The sensor drive circuit starts accumulating charge in the sensor in response to a sensor charge accumulation start signal sent from the SCPU 202, completes accumulation of charge in the sensor when the charge accumulation level of the sensor becomes a certain level, and communicates completion of accumulation to the SCPU 202 over the data bus DBUS2 through serial transmission. The SCPU 202 in turn reads a sensor signal and communicates it to the drive circuit. This causes the sensor drive circuit to output a sensor driving signal to the line sensor. The SCPU 202 can, therefore, read a signal produced with the charge accumulated in the line sensor. The SCPU 202 then converts the read signal into a digital form synchronously with the sensor driving signal, and judges from the digitized image signal, according to a known phase-difference detecting method, whether or not the photography lens is focused on an object.
Incidentally, power is supplied from a power source B, which is a second power line, to the SCPU 202, strobe light control circuit 209, and focus detecting circuit 210, respectively.
Communication between the MCPU 201 and SCPU 202 is achieved through serial transmission over the data bus DBUS2 in such a way that the MCPU 201 first sends an MCOM signal, which is a communication request signal, to the SCPU 202.
There is shown a power circuit 211 for supplying power to the power sources A and B in proportion to the voltage of a cell. Power is always supplied to the power source A. However, power supply to the power source B is controlled according to a control (CTL) signal sent from the MCPU 201.

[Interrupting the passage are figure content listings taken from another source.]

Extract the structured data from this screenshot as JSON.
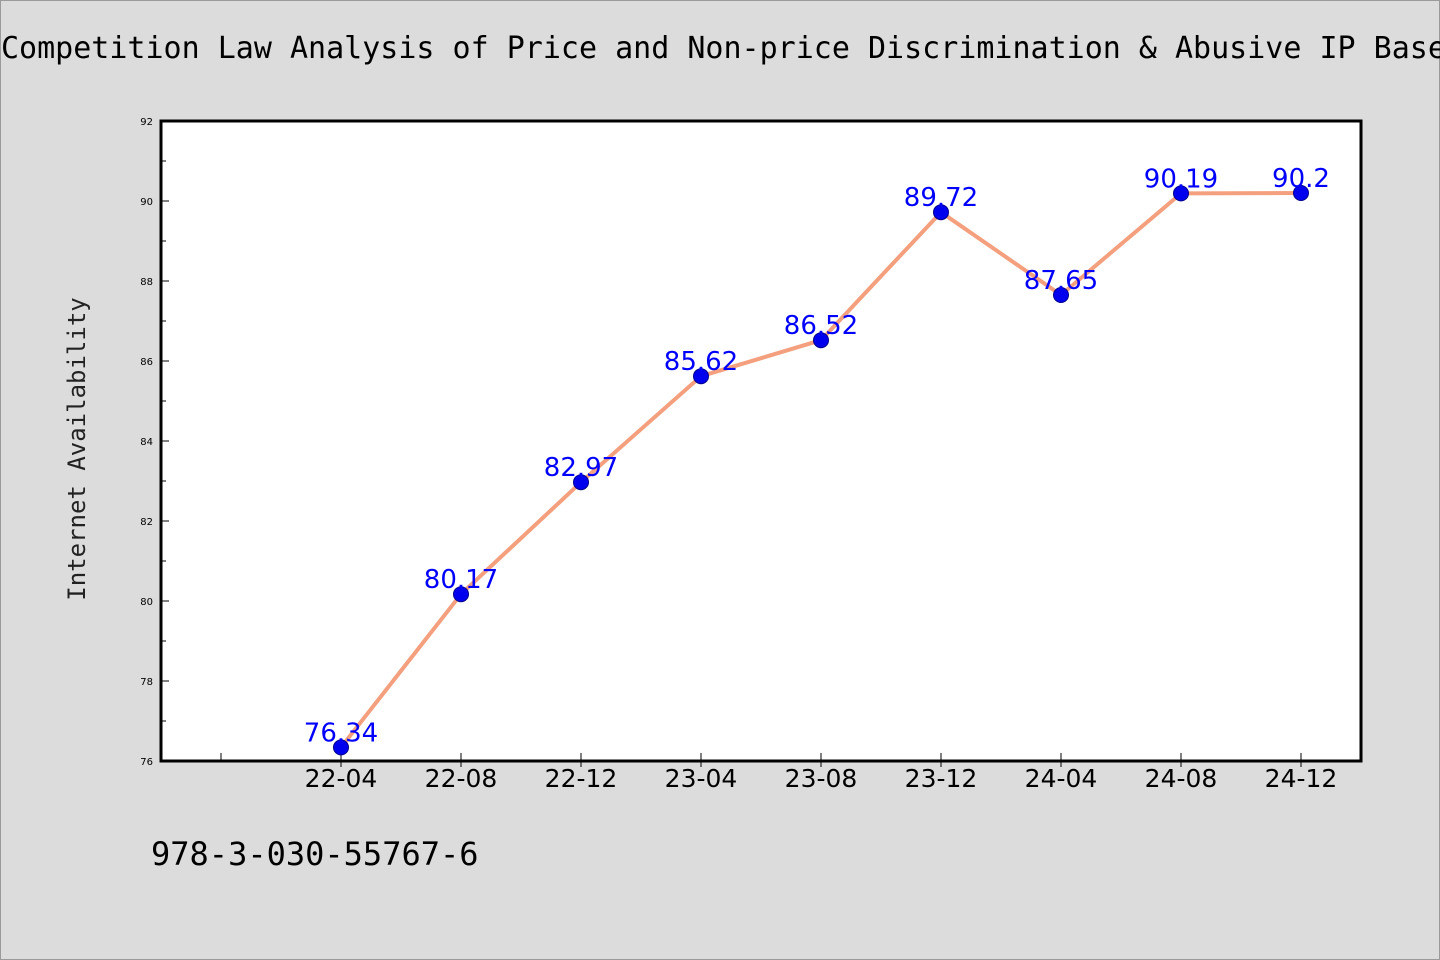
{
  "chart_data": {
    "type": "line",
    "title": "Competition Law Analysis of Price and Non-price Discrimination & Abusive IP Base",
    "xlabel": "",
    "ylabel": "Internet Availability",
    "categories": [
      "22-04",
      "22-08",
      "22-12",
      "23-04",
      "23-08",
      "23-12",
      "24-04",
      "24-08",
      "24-12"
    ],
    "series": [
      {
        "values": [
          76.34,
          80.17,
          82.97,
          85.62,
          86.52,
          89.72,
          87.65,
          90.19,
          90.2
        ],
        "data_labels": [
          "76.34",
          "80.17",
          "82.97",
          "85.62",
          "86.52",
          "89.72",
          "87.65",
          "90.19",
          "90.2"
        ]
      }
    ],
    "ylim": [
      76,
      92
    ],
    "yticks": [
      "76",
      "78",
      "80",
      "82",
      "84",
      "86",
      "88",
      "90",
      "92"
    ],
    "grid": false,
    "legend": "none",
    "colors": {
      "line": "#f4a07e",
      "marker": "#0000ee",
      "marker_edge": "#00008b",
      "data_label": "#0000ff",
      "background": "#dcdcdc",
      "plot_background": "#ffffff"
    }
  },
  "footer_text": "978-3-030-55767-6"
}
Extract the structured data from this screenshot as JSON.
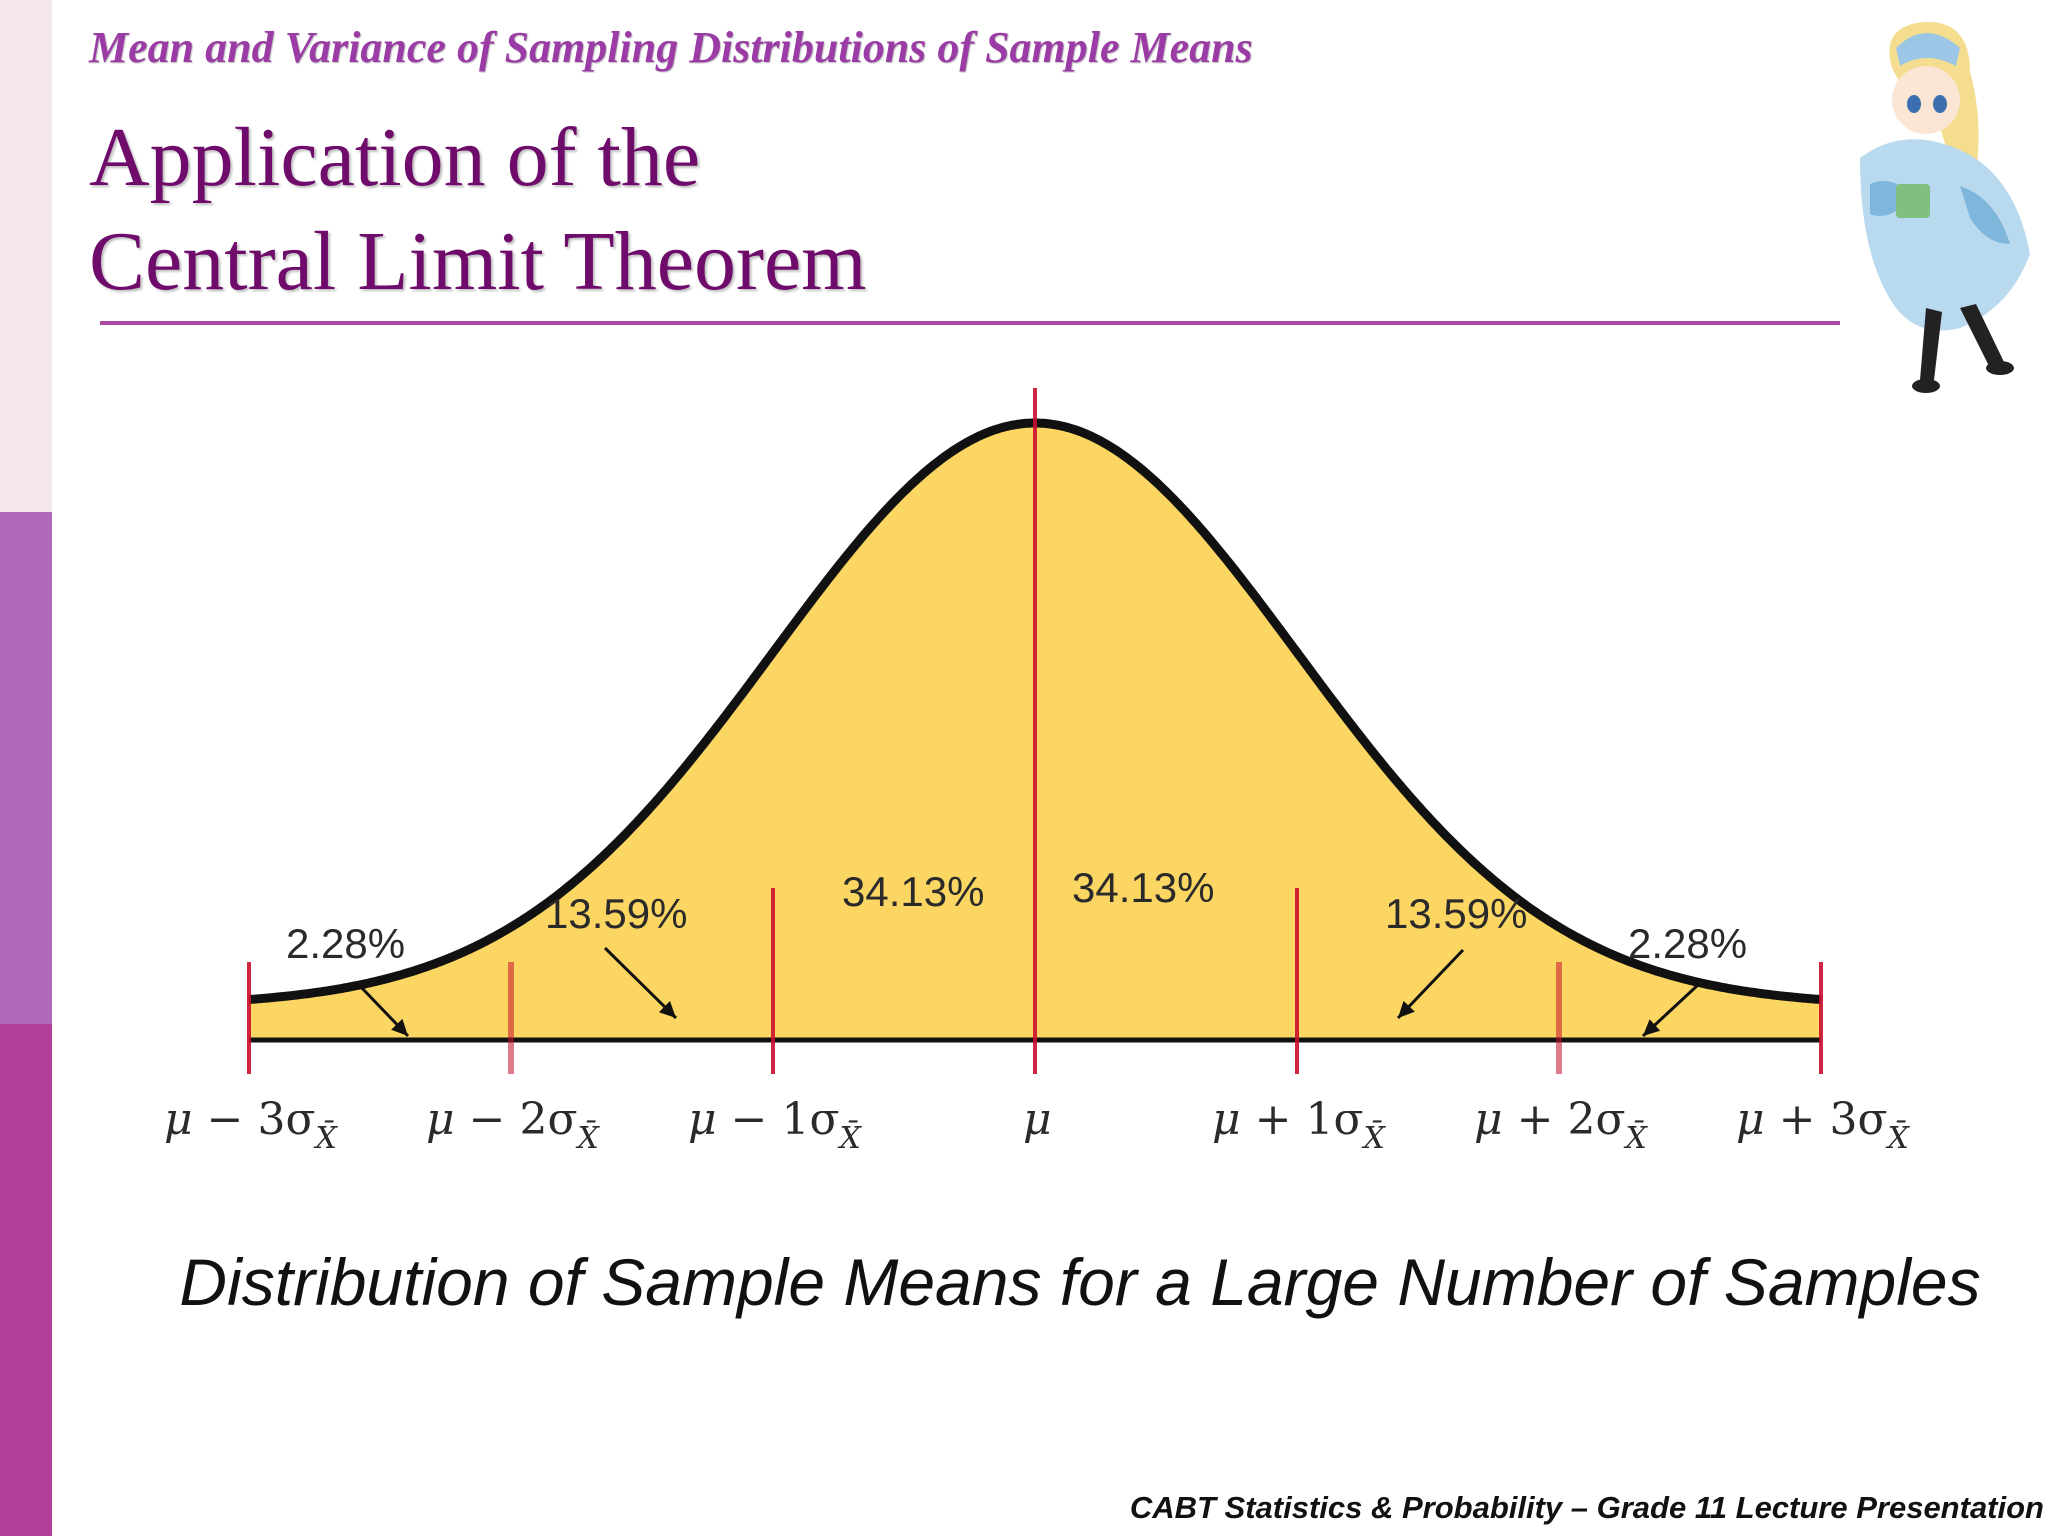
{
  "slide": {
    "subtitle": "Mean and Variance of Sampling Distributions of Sample Means",
    "title_line1": "Application of the",
    "title_line2": "Central Limit Theorem",
    "caption": "Distribution of Sample Means for a Large Number of Samples",
    "footer": "CABT Statistics & Probability – Grade 11 Lecture Presentation",
    "accent_color": "#6e0b6b",
    "sidebar_colors": [
      "#f6e6ee",
      "#ae69b8",
      "#b13e97"
    ]
  },
  "diagram": {
    "fill_color": "#fcd663",
    "curve_color": "#111111",
    "divider_color": "#c8102e",
    "region_labels": [
      {
        "name": "left-tail",
        "text": "2.28%"
      },
      {
        "name": "left-second",
        "text": "13.59%"
      },
      {
        "name": "left-center",
        "text": "34.13%"
      },
      {
        "name": "right-center",
        "text": "34.13%"
      },
      {
        "name": "right-second",
        "text": "13.59%"
      },
      {
        "name": "right-tail",
        "text": "2.28%"
      }
    ],
    "axis_ticks": [
      {
        "mu": "μ",
        "rest": " − 3σ",
        "sub": "X̄"
      },
      {
        "mu": "μ",
        "rest": " − 2σ",
        "sub": "X̄"
      },
      {
        "mu": "μ",
        "rest": " − 1σ",
        "sub": "X̄"
      },
      {
        "mu": "μ",
        "rest": "",
        "sub": ""
      },
      {
        "mu": "μ",
        "rest": " + 1σ",
        "sub": "X̄"
      },
      {
        "mu": "μ",
        "rest": " + 2σ",
        "sub": "X̄"
      },
      {
        "mu": "μ",
        "rest": " + 3σ",
        "sub": "X̄"
      }
    ]
  }
}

In known electronic equipment, such as a camera, having the foregoing components, a plurality of CPUs are used to control various operations of the equipment. In this kind of electronic equipment, power supply to the CPUs is often controlled in an effort to save energy. A communication line over which a group to which power is supplied from the power source A communicates with another group is the data bus DBUS1, and a communication line over which a group to which power is supplied from the power source B communicates with another group is the data bus DBUS2. Thus, a communication line is provided for each power supply system. By disconnecting the power source B, a high-level voltage is prevented from being applied to a terminal connected on the data bus DBUS2. Thus, current is prevented from flowing into the power source B.
However, when a communication line or signal line is provided for each power supply system, the following problems arise:
1) The number of pins of an IC employed must be large. This invites an increase in the size of the equipment. PA1 2) The circuitry including numerous special lines, such as communication lines, cannot be adapted to general-purpose equipment. This increases cost.